Chair of the panel debate, Lee Hollingworth, Partner, Hymans Robertson says: “While there is a clear need for better education, there is an equal if not greater need for the industry to provide better support and guidance, particularly at retirement where we see people making poor decisions.
“For example, we know from FCA figures that a third of non-advised drawdown sales are being invested in cash funds.
“The vast majority of people are underserved and unsupported with the decisions they now have to make at retirement. A huge swathe of the market simply cannot afford to access advice. While there is a desperate need for innovation, the industry is fearful of innovating in a way that provides much needed personalised guidance for fear of straying into advice. We’re currently in a situation where a fear of providing meaningful support in an affordable way means that many people have none.
“It’s three years since pension freedoms were introduced and what is offered for drawdown investment remains in the stone-age. Drawdown needs to be seen as a service, not a product and investments should be personalised, and aligned to individual’s goals.

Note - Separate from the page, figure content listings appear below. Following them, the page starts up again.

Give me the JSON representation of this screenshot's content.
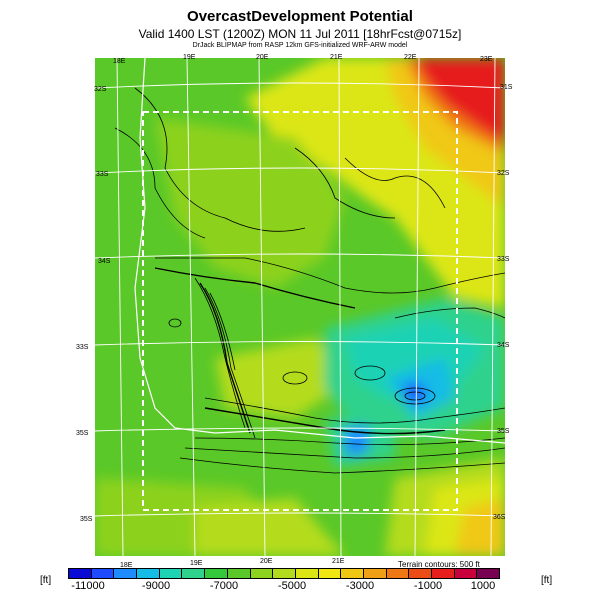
{
  "header": {
    "title": "OvercastDevelopment Potential",
    "subtitle": "Valid 1400 LST (1200Z) MON 11 Jul 2011 [18hrFcst@0715z]",
    "credit": "DrJack BLIPMAP from RASP 12km GFS-initialized WRF-ARW model"
  },
  "map": {
    "top_lon_labels": [
      "18E",
      "19E",
      "20E",
      "21E",
      "22E",
      "23E"
    ],
    "bottom_lon_labels": [
      "18E",
      "19E",
      "20E",
      "21E"
    ],
    "left_lat_labels": [
      "32S",
      "33S",
      "34S",
      "35S"
    ],
    "right_lat_labels": [
      "31S",
      "32S",
      "33S",
      "34S",
      "35S",
      "36S"
    ],
    "left_lat_mid": [
      "33S"
    ],
    "terrain_note": "Terrain contours: 500 ft"
  },
  "colorbar": {
    "unit_left": "[ft]",
    "unit_right": "[ft]",
    "labels": [
      "-11000",
      "-9000",
      "-7000",
      "-5000",
      "-3000",
      "-1000",
      "1000"
    ],
    "colors": [
      "#0a0ad6",
      "#1e4bff",
      "#1e8cff",
      "#14bce6",
      "#1ed2b4",
      "#2ed28c",
      "#34c83c",
      "#5ac828",
      "#8cd21e",
      "#b4dc1e",
      "#dce614",
      "#f0e614",
      "#f0c814",
      "#f0a014",
      "#f07814",
      "#eb4b14",
      "#e61e1e",
      "#c8003c",
      "#780050"
    ]
  }
}
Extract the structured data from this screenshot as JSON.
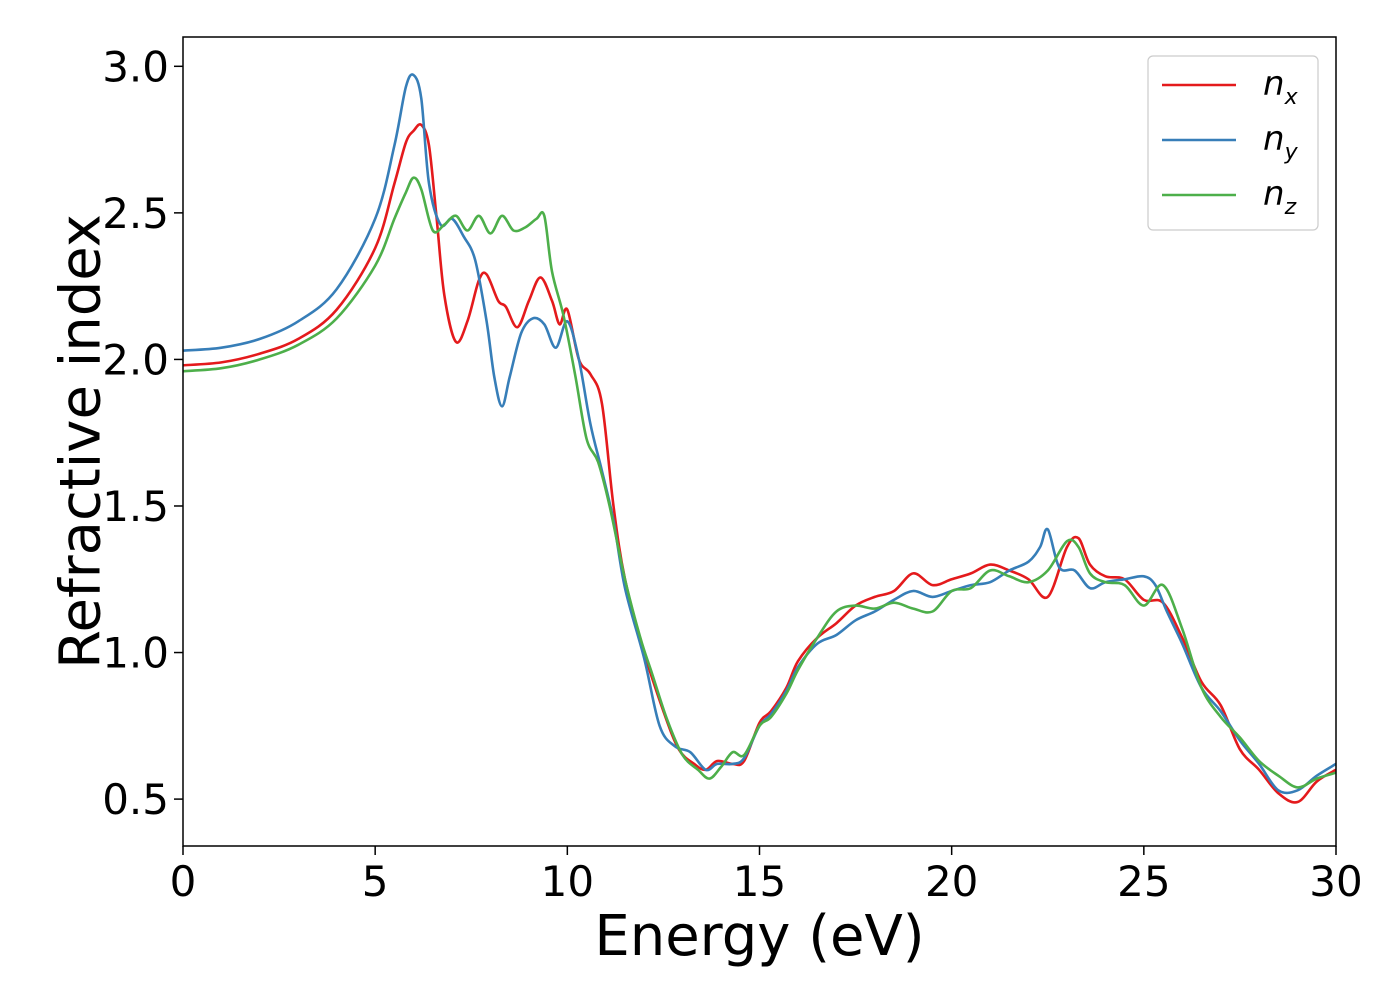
{
  "chart_data": {
    "type": "line",
    "title": "",
    "xlabel": "Energy (eV)",
    "ylabel": "Refractive index",
    "xlim": [
      0,
      30
    ],
    "ylim": [
      0.34,
      3.1
    ],
    "xticks": [
      "0",
      "5",
      "10",
      "15",
      "20",
      "25",
      "30"
    ],
    "yticks": [
      "0.5",
      "1.0",
      "1.5",
      "2.0",
      "2.5",
      "3.0"
    ],
    "grid": false,
    "legend_position": "top-right",
    "series": [
      {
        "name": "n_x",
        "label_base": "n",
        "label_sub": "x",
        "color": "#e41a1c",
        "points": [
          [
            0,
            1.98
          ],
          [
            1,
            1.99
          ],
          [
            2,
            2.02
          ],
          [
            3,
            2.07
          ],
          [
            4,
            2.17
          ],
          [
            5,
            2.38
          ],
          [
            5.5,
            2.6
          ],
          [
            5.8,
            2.74
          ],
          [
            6.0,
            2.78
          ],
          [
            6.2,
            2.8
          ],
          [
            6.4,
            2.73
          ],
          [
            6.6,
            2.48
          ],
          [
            6.8,
            2.22
          ],
          [
            7.1,
            2.06
          ],
          [
            7.4,
            2.13
          ],
          [
            7.7,
            2.27
          ],
          [
            7.9,
            2.29
          ],
          [
            8.2,
            2.2
          ],
          [
            8.4,
            2.18
          ],
          [
            8.7,
            2.11
          ],
          [
            9.0,
            2.2
          ],
          [
            9.3,
            2.28
          ],
          [
            9.6,
            2.2
          ],
          [
            9.8,
            2.12
          ],
          [
            10.0,
            2.17
          ],
          [
            10.3,
            2.0
          ],
          [
            10.6,
            1.95
          ],
          [
            10.9,
            1.85
          ],
          [
            11.2,
            1.5
          ],
          [
            11.5,
            1.25
          ],
          [
            12.0,
            1.0
          ],
          [
            12.5,
            0.8
          ],
          [
            12.9,
            0.67
          ],
          [
            13.3,
            0.62
          ],
          [
            13.6,
            0.6
          ],
          [
            13.9,
            0.63
          ],
          [
            14.3,
            0.62
          ],
          [
            14.6,
            0.63
          ],
          [
            15.0,
            0.76
          ],
          [
            15.3,
            0.8
          ],
          [
            15.7,
            0.88
          ],
          [
            16.0,
            0.97
          ],
          [
            16.5,
            1.05
          ],
          [
            17.0,
            1.1
          ],
          [
            17.5,
            1.16
          ],
          [
            18.0,
            1.19
          ],
          [
            18.5,
            1.21
          ],
          [
            19.0,
            1.27
          ],
          [
            19.5,
            1.23
          ],
          [
            20.0,
            1.25
          ],
          [
            20.5,
            1.27
          ],
          [
            21.0,
            1.3
          ],
          [
            21.5,
            1.28
          ],
          [
            22.0,
            1.25
          ],
          [
            22.5,
            1.19
          ],
          [
            23.0,
            1.36
          ],
          [
            23.3,
            1.39
          ],
          [
            23.6,
            1.3
          ],
          [
            24.0,
            1.26
          ],
          [
            24.5,
            1.25
          ],
          [
            25.0,
            1.18
          ],
          [
            25.5,
            1.17
          ],
          [
            26.0,
            1.05
          ],
          [
            26.5,
            0.9
          ],
          [
            27.0,
            0.82
          ],
          [
            27.5,
            0.67
          ],
          [
            28.0,
            0.6
          ],
          [
            28.5,
            0.52
          ],
          [
            29.0,
            0.49
          ],
          [
            29.5,
            0.56
          ],
          [
            30.0,
            0.6
          ]
        ]
      },
      {
        "name": "n_y",
        "label_base": "n",
        "label_sub": "y",
        "color": "#377eb8",
        "points": [
          [
            0,
            2.03
          ],
          [
            1,
            2.04
          ],
          [
            2,
            2.07
          ],
          [
            3,
            2.13
          ],
          [
            4,
            2.24
          ],
          [
            5,
            2.48
          ],
          [
            5.5,
            2.73
          ],
          [
            5.8,
            2.93
          ],
          [
            6.0,
            2.97
          ],
          [
            6.2,
            2.89
          ],
          [
            6.4,
            2.6
          ],
          [
            6.7,
            2.46
          ],
          [
            7.0,
            2.48
          ],
          [
            7.3,
            2.42
          ],
          [
            7.6,
            2.34
          ],
          [
            7.9,
            2.13
          ],
          [
            8.1,
            1.94
          ],
          [
            8.3,
            1.84
          ],
          [
            8.5,
            1.94
          ],
          [
            8.8,
            2.09
          ],
          [
            9.1,
            2.14
          ],
          [
            9.4,
            2.12
          ],
          [
            9.7,
            2.04
          ],
          [
            10.0,
            2.13
          ],
          [
            10.3,
            2.0
          ],
          [
            10.6,
            1.78
          ],
          [
            10.9,
            1.62
          ],
          [
            11.2,
            1.45
          ],
          [
            11.5,
            1.22
          ],
          [
            12.0,
            0.98
          ],
          [
            12.4,
            0.75
          ],
          [
            12.8,
            0.68
          ],
          [
            13.2,
            0.66
          ],
          [
            13.6,
            0.6
          ],
          [
            13.9,
            0.62
          ],
          [
            14.3,
            0.62
          ],
          [
            14.6,
            0.64
          ],
          [
            15.0,
            0.75
          ],
          [
            15.3,
            0.79
          ],
          [
            15.7,
            0.87
          ],
          [
            16.0,
            0.95
          ],
          [
            16.5,
            1.03
          ],
          [
            17.0,
            1.06
          ],
          [
            17.5,
            1.11
          ],
          [
            18.0,
            1.14
          ],
          [
            18.5,
            1.18
          ],
          [
            19.0,
            1.21
          ],
          [
            19.5,
            1.19
          ],
          [
            20.0,
            1.21
          ],
          [
            20.5,
            1.23
          ],
          [
            21.0,
            1.24
          ],
          [
            21.5,
            1.28
          ],
          [
            22.0,
            1.31
          ],
          [
            22.3,
            1.36
          ],
          [
            22.5,
            1.42
          ],
          [
            22.8,
            1.29
          ],
          [
            23.2,
            1.28
          ],
          [
            23.6,
            1.22
          ],
          [
            24.0,
            1.24
          ],
          [
            24.5,
            1.25
          ],
          [
            25.0,
            1.26
          ],
          [
            25.3,
            1.23
          ],
          [
            25.6,
            1.14
          ],
          [
            26.0,
            1.03
          ],
          [
            26.5,
            0.88
          ],
          [
            27.0,
            0.8
          ],
          [
            27.5,
            0.7
          ],
          [
            28.0,
            0.62
          ],
          [
            28.5,
            0.53
          ],
          [
            29.0,
            0.53
          ],
          [
            29.5,
            0.58
          ],
          [
            30.0,
            0.62
          ]
        ]
      },
      {
        "name": "n_z",
        "label_base": "n",
        "label_sub": "z",
        "color": "#4daf4a",
        "points": [
          [
            0,
            1.96
          ],
          [
            1,
            1.97
          ],
          [
            2,
            2.0
          ],
          [
            3,
            2.05
          ],
          [
            4,
            2.14
          ],
          [
            5,
            2.32
          ],
          [
            5.5,
            2.48
          ],
          [
            5.8,
            2.57
          ],
          [
            6.0,
            2.62
          ],
          [
            6.2,
            2.58
          ],
          [
            6.5,
            2.44
          ],
          [
            6.8,
            2.46
          ],
          [
            7.1,
            2.49
          ],
          [
            7.4,
            2.44
          ],
          [
            7.7,
            2.49
          ],
          [
            8.0,
            2.43
          ],
          [
            8.3,
            2.49
          ],
          [
            8.6,
            2.44
          ],
          [
            8.9,
            2.45
          ],
          [
            9.2,
            2.48
          ],
          [
            9.4,
            2.49
          ],
          [
            9.6,
            2.3
          ],
          [
            9.9,
            2.15
          ],
          [
            10.2,
            1.95
          ],
          [
            10.5,
            1.73
          ],
          [
            10.8,
            1.65
          ],
          [
            11.1,
            1.5
          ],
          [
            11.5,
            1.25
          ],
          [
            11.9,
            1.05
          ],
          [
            12.2,
            0.93
          ],
          [
            12.6,
            0.77
          ],
          [
            13.0,
            0.65
          ],
          [
            13.4,
            0.6
          ],
          [
            13.7,
            0.57
          ],
          [
            14.0,
            0.61
          ],
          [
            14.3,
            0.66
          ],
          [
            14.6,
            0.65
          ],
          [
            15.0,
            0.75
          ],
          [
            15.3,
            0.78
          ],
          [
            15.7,
            0.86
          ],
          [
            16.0,
            0.94
          ],
          [
            16.5,
            1.05
          ],
          [
            17.0,
            1.14
          ],
          [
            17.5,
            1.16
          ],
          [
            18.0,
            1.15
          ],
          [
            18.5,
            1.17
          ],
          [
            19.0,
            1.15
          ],
          [
            19.5,
            1.14
          ],
          [
            20.0,
            1.21
          ],
          [
            20.5,
            1.22
          ],
          [
            21.0,
            1.28
          ],
          [
            21.5,
            1.26
          ],
          [
            22.0,
            1.24
          ],
          [
            22.5,
            1.28
          ],
          [
            23.0,
            1.38
          ],
          [
            23.3,
            1.36
          ],
          [
            23.6,
            1.27
          ],
          [
            24.0,
            1.24
          ],
          [
            24.5,
            1.23
          ],
          [
            25.0,
            1.16
          ],
          [
            25.5,
            1.23
          ],
          [
            26.0,
            1.08
          ],
          [
            26.5,
            0.88
          ],
          [
            27.0,
            0.78
          ],
          [
            27.5,
            0.71
          ],
          [
            28.0,
            0.63
          ],
          [
            28.5,
            0.58
          ],
          [
            29.0,
            0.54
          ],
          [
            29.5,
            0.57
          ],
          [
            30.0,
            0.59
          ]
        ]
      }
    ]
  }
}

We need to support individuals to manage their pensions in an appropriate way through the development of low cost tools and guidance that aren’t hampered by heavy regulation.
“We also a need for a cap on the cost of drawdown solutions. There is a cap of 0.75% in workplace accumulation. Arguably there is a greater need for this in decumulation as this is when pots are at their largest.”
Commenting on the need to help people consider sustainable drawdown rates, Lee continues: “One of the most important elements of this is how long people are likely to live, something they underestimate. Add this to variations in pot size and financial situations, and a ‘sustainable’ withdrawal can look very different for different consumers. It is vital for people to have a fully informed view of how long the pot needs to last if they are to make the right choices. The need for tools that help people better understand and frame their income in the context of their life expectancy could not be greater. Longevity risk is not being managed in current non-advised drawdown strategies.”
Adding to the argument for a need for greater guidance for individual’s at retirement choices, Richard Butcher, Managing Director, PTL and Chairman of the Pensions and Lifetime Savings Association (PLSA) who was on the panel commented: "Our ‘Hitting the Target’ proposal for the development and widespread adoption of Retirement Income Targets is designed to help people make informed decisions about the standard of living they aspire to in later life and how much they’ll need to save to achieve it. Yet, even if this proposal is successful, it risks being undermined unless we also provide a framework for making informed decisions at the time they drawdown their hard saved pension pot. Default retirement pathways will do this – they’ll leave people free to decide but in a good position to make a decision. With greater understanding individuals will be able to use their retirement savings in a way that serves them best, and adapt their choices if they need. It shouldn’t be ‘set and forget’ otherwise they may ‘set and regret’ as they run out of money in later life.”